Хотя нервное напряжение было велико, из храма выходили спокойно. Когда они оказались на ступенях, под нещадно палящим солнцем, прежний монашек снова подошел к Хью. Мимо них неспешно шли люди, присутствовавшие на заупокойной службе. Монах сообщил Хью, что сейчас в здании капитула будут оглашать последнюю волю покойного. По словам монаха, незадолго до кончины Уильям Кенби внес изменения в когда-то составленное завещание. Хью собирался отказаться от приглашения, но монах сказал:
– Его святейшество епископ настоятельно просит вас присутствовать.
У Хью не оставалось выбора, вряд ли он мог отклонить приглашение епископа. Санча, опиравшаяся на его руку, нахмурилась.
– А твои братья? – спросила она с едва уловимым беспокойством. – Они ведь наверняка будут там.
– Они мне братья только по отцу, – ответил Хью с улыбкой. – И я не боюсь их. Иди с Мартином и Алисой. Все будет хорошо.
13
В здании капитула Хью провели в канцелярию, где на столах громоздились свитки пергаментов, фолианты в переплетах из кожи и во множестве стояли чернильницы. Епископ, сменивший пышное облачение на более удобную повседневную сутану, сидел в резном кресле, положив толстые руки на стол. Перед ним стоял кубок с вином и лежал свиток, запечатанный печатью из красного воска. На другом конце стола сидел бледный круглолицый человек, тоже одетый в сутану.
Хью отвесил поклон и пробормотал приличествующие приветствия. Он узнал Нортумберленда, патриарха клана Перси; тот занимал второе из находившихся в комнате кресел. Гилберт и Уолтер расположились на скамье у противоположной стены.
В комнате присутствовало еще несколько человек. Хью узнал Симона де Лаке. Он видел его в Йорке на последнем турнире. Двое других не были знакомы ему. Каждый в руке держал кубок.

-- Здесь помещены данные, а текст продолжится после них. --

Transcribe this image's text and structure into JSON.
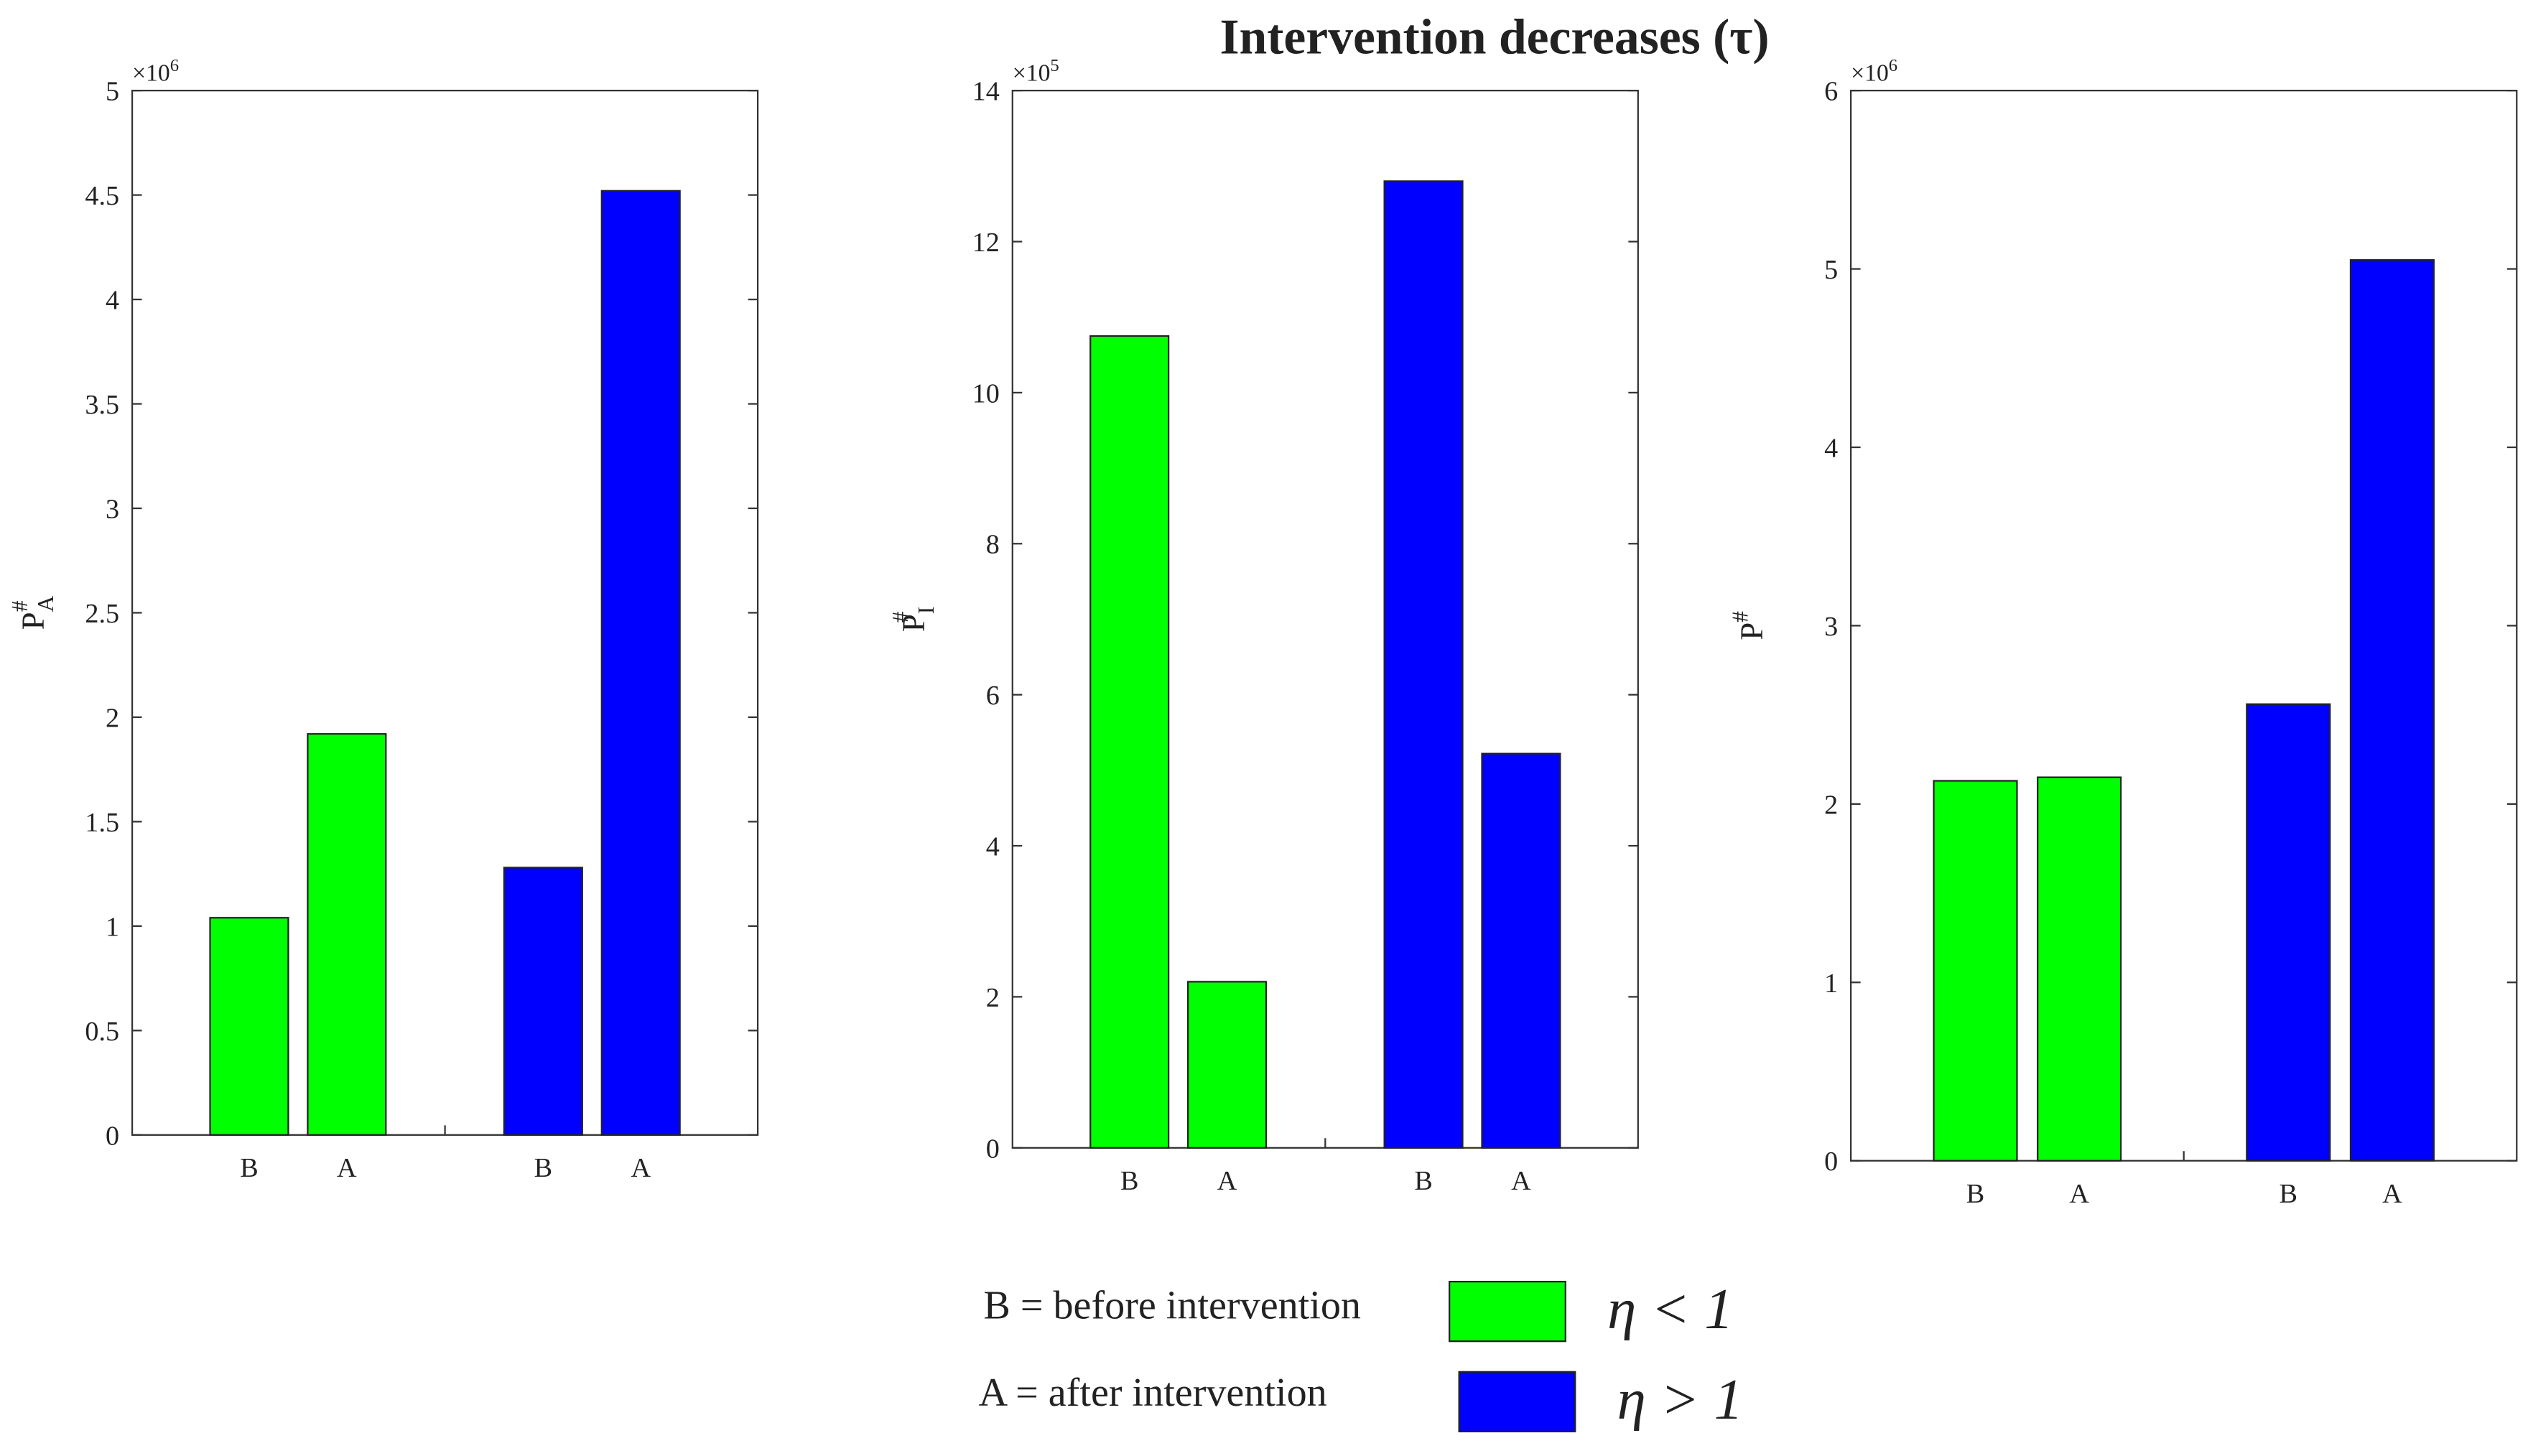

– Присоединяйся, Эвистоун, – пригласил Нортумберленд, намеренно именуя Хью по названию его владений. Так было меньше путаницы, поскольку в комнате сейчас находилось не менее трех Кенби. – Полагаю, ты не откажешься от глотка вина.
Подошел слуга с подносом, Хью взял кубок и пригубил вино.
Не поднимаясь с кресла, Нортумберленд быстро представил собравшихся:
– Хью Эвистоун… епископ Гуэрни, отец Антонио, Симон де Лаке, Уильям Мобрей, Эдвард Прескотт. – Он сделал паузу, может быть, для вящего эффекта, а может, чтобы просто перевести дыхание, хотя его губы тронула насмешливая улыбка, когда он заметил: – И конечно, ты знаком с Гилбертом и Уолтером. Присаживайся, Эвистоун. – Он смотрел, как Хью садится на скамью у камина, единственную свободную в комнате. – Прежде мне хотелось бы как можно быстрей покончить с нашим делом, чтобы епископ Гуэрни мог зачитать волю покойного. Тебе известно, что твой отец, Уильям Кенби, был моим вассалом?
– Да, милорд, – медленно ответил Хью. – Это довели до моего сведения. – Отец коротко сообщил ему об этом вечером накануне свадьбы. Позже, в Оксфорде, сэр Уолтер Лут обрисовал ему положение вещей в куда более мрачных красках. Хью отхлебнул из кубка. Вино было слишком сладко на его вкус.
– Довели ли до твоего сведения также и то, что ты, в ком течет кровь Уильяма Кенби, его наследник, тоже становишься моим вассалом? Что, хотя поместье, аббатство и их земли подарены тебе короной, ты тем не менее связан присягой на верность мне и обязан как платить мне подать, так и служить с оружием в руках?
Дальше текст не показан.